Shortly after I bought the ODROID, the Raspberry Pi 4 came out, completely unannounced, much to the surprise of virtually everybody. Most readers will probably want to know how both ARM platforms compare to each other. This short and subjective comparison won’t include the advantage of raspberry’s formidable community, which is mostly why I went with raspberry when beginning my ARM adventure in the first place. I will only focus on the specific use-case I have, but one should not forget that both platforms don’t really address the same market segment. All-in-all, the technical differences with the A72-powered raspberry 4 are small:

  • While the ODROID A73 CPU is a completely different architecture, it only offers some improvements to the A72, as detailed on anandtech:
  • HardKernel’s ODROID has 2 extra “little” A53 cores, as used by the Raspberry Pi 3 (who has 4 of them). So you get like the computing equivalent of a Raspberry Pi 4 and half a Rasbperry Pi 3.
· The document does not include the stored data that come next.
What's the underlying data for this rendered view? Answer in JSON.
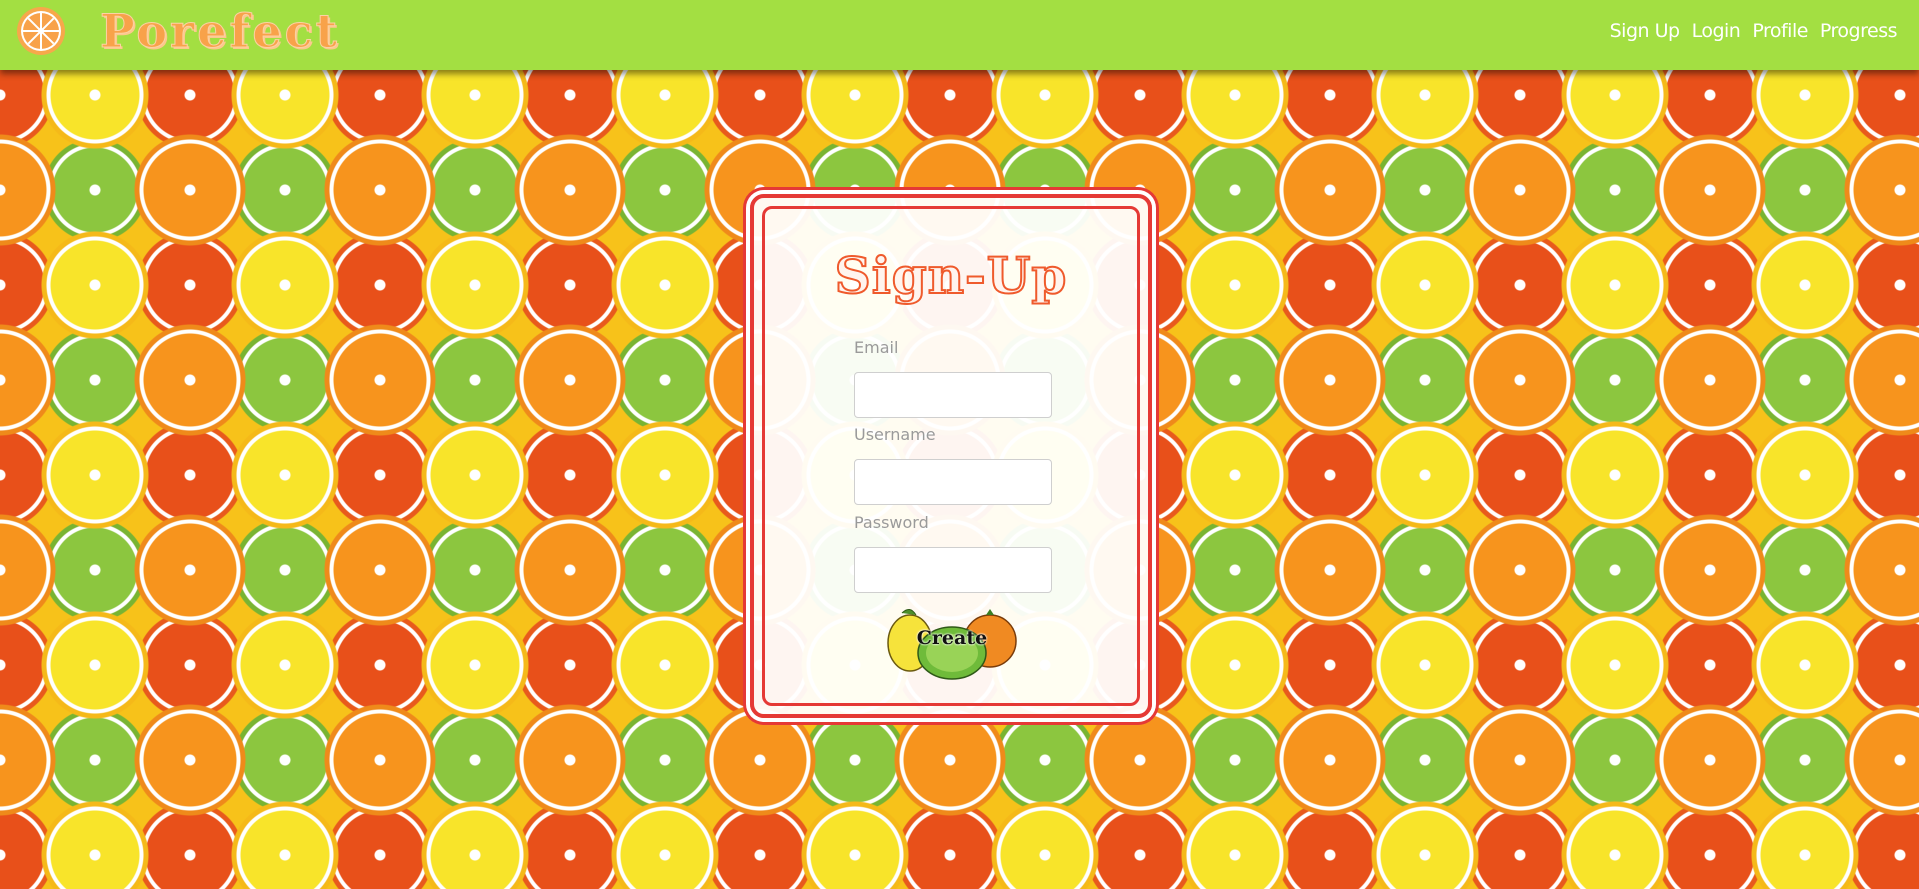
{
  "colors": {
    "navbar": "#a3df42",
    "card_border": "#e53935",
    "brand": "#f8a24a",
    "title_stroke": "#ef5a2c"
  },
  "header": {
    "brand_name": "Porefect",
    "brand_icon": "orange-slice-icon",
    "nav": [
      {
        "label": "Sign Up"
      },
      {
        "label": "Login"
      },
      {
        "label": "Profile"
      },
      {
        "label": "Progress"
      }
    ]
  },
  "form": {
    "title": "Sign-Up",
    "email_label": "Email",
    "email_value": "",
    "username_label": "Username",
    "username_value": "",
    "password_label": "Password",
    "password_value": "",
    "submit_label": "Create",
    "submit_icon": "citrus-fruits-icon"
  }
}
  • Both have Gigabit ethernet and USB 3 ports
  • ODROID comes with it’s own heatsink, while the raspberry throttles quickly without one
  • the ODROID Mali G52 GPU should be at least twice as powerful as the Raspberry Pi’s videocore 6 (850Mhz, 6.8 Gpix/s vs. 500Mhz, 2.5 GPix/s)
  • The ODROID onboard chipset does not include wifi or bluetooth, it needs a little dongle… that’s a shame, really, because the RaspBerry’s include both

While I would have loved the dual micro-HDMI outputs of the Raspberry Pi 4, the micro-SD storage is just too unreliable to be considered for day-to-day work. eMMC is, in my opinion, the decisive argument in favor of the ODROID, compared to the Raspberry Pi 4.